Arthur Harvey, M.S., chief information officer at Boston Medical Center Health System, told Inside Digital Health™ at Expo.Health in Boston that rather than calling it “physician burnout,” him and his colleagues prefer to use the term “provider vitality” because they don’t want it to appear like the provider is doing something wrong.
 
“A lot of this has been imposed upon them,” Harvey said.
 
One factor that does affect provider vitality is the government, he said.
 
“Well, when we look at vitality issues, the government and various regulatory agencies at a variety of levels — state, federal — they certainly have a role,” Harvey said.
 
If all levels of the government aren’t supporting physicians, there is fear that they are going to leave and there won’t be any more healthcare.
 
“Part of the challenge is that most of the things that are causing some of the distress within the vitality space are driven by government,” said Harvey.
 
One of the main things adding to the stress is compliance issues — certain requirements for billing and the need to fill out certain forms that take a long time but have no clinical relevance, he said.
 
Government agencies should look at regulation and compliance in a smarter, more effective and thoughtful way, Harvey suggested.
 
The healthcare space has seen some attempts by government agencies to address the physician burnout/provider vitality issue, specifically the Centers for Medicare & Medicaid Services (CMS).
 
The agency rolled out its Patients over Paperwork initiative to reduce administrative burden.
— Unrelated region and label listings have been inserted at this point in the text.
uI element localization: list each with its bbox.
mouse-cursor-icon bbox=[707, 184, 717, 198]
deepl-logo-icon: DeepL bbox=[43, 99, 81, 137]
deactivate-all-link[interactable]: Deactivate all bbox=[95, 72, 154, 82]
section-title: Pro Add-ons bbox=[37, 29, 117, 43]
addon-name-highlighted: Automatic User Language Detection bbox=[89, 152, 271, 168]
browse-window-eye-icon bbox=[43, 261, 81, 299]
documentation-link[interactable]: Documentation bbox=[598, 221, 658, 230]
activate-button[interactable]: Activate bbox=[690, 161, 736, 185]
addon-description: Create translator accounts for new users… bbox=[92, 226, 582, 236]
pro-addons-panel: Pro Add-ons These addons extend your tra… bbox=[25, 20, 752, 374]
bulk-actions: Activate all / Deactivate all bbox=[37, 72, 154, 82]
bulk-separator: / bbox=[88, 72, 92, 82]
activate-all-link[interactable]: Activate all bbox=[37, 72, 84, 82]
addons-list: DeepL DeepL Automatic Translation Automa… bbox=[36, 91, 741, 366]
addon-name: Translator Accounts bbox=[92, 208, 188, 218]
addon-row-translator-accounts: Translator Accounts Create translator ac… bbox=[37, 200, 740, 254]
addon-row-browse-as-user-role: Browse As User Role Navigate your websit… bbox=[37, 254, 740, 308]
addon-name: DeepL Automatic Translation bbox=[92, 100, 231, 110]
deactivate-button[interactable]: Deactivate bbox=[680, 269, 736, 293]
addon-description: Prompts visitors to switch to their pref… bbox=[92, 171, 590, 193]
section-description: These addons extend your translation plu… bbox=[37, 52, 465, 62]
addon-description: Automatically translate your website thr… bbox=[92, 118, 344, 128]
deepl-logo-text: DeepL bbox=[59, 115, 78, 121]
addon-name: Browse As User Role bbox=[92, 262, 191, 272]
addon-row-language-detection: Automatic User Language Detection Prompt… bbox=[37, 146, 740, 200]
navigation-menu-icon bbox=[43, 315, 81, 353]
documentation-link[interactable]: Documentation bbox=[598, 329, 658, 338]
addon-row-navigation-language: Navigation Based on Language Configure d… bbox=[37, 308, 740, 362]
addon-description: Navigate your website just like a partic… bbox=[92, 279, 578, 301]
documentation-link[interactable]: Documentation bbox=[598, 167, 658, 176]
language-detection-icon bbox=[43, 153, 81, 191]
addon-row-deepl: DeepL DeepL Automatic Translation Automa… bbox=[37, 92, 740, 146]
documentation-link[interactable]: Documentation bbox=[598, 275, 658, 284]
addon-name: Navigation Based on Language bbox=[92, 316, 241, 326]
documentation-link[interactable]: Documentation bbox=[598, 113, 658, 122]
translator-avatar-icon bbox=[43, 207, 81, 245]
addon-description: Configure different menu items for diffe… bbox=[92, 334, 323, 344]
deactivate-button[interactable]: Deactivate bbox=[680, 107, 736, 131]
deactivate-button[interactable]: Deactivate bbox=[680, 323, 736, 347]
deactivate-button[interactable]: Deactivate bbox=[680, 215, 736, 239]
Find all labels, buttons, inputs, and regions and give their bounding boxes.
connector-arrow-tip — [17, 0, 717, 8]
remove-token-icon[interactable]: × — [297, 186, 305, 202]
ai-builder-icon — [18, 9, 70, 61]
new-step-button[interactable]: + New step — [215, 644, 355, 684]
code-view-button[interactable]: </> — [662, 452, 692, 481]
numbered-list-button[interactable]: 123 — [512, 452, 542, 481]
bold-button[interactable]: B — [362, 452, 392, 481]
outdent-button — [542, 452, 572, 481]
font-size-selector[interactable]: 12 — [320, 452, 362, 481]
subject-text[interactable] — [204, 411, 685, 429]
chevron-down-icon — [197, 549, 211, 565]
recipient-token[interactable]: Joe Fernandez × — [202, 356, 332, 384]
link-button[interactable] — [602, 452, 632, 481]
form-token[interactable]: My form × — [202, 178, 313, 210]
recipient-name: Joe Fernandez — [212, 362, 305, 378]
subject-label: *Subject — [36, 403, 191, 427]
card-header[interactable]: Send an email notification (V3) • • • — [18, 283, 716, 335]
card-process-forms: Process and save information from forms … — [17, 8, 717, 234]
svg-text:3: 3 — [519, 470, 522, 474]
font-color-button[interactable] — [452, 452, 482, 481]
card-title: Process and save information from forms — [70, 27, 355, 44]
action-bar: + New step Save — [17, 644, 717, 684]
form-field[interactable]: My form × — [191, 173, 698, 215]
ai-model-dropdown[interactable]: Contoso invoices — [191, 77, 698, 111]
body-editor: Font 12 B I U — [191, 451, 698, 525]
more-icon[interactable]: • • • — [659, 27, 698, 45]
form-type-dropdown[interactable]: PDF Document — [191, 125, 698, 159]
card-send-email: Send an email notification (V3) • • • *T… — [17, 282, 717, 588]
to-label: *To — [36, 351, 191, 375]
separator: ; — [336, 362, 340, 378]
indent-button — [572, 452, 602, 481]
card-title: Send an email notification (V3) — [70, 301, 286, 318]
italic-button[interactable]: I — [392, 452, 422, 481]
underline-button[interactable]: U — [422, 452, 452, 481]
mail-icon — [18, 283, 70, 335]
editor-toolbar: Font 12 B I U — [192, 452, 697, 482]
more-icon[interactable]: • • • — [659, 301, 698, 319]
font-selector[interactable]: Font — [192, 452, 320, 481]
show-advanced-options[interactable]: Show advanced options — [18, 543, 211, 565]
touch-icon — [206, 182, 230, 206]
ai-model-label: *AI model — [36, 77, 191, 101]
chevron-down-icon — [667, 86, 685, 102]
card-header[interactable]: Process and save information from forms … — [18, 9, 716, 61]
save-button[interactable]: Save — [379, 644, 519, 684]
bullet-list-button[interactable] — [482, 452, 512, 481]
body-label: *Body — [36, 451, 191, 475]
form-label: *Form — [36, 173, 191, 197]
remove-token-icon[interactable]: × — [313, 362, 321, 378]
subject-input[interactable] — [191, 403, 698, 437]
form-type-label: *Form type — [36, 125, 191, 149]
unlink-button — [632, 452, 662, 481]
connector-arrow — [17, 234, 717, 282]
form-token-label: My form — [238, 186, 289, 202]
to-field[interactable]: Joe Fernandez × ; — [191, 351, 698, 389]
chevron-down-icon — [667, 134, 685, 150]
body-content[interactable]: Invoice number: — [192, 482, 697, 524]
And just last month, CMS announced a new pilot program called Data at the Point of Care, which the agency claims would be accessible in the physician’s workflow to give them more time to deliver quality care to patients.
 
“I do think the devil’s in the details with these things,” Harvey said. “How does the stuff actually get implemented? At least they’re taking into account the impact on the clinicians of these things we want to do and that’s really all you can ask for to get started.”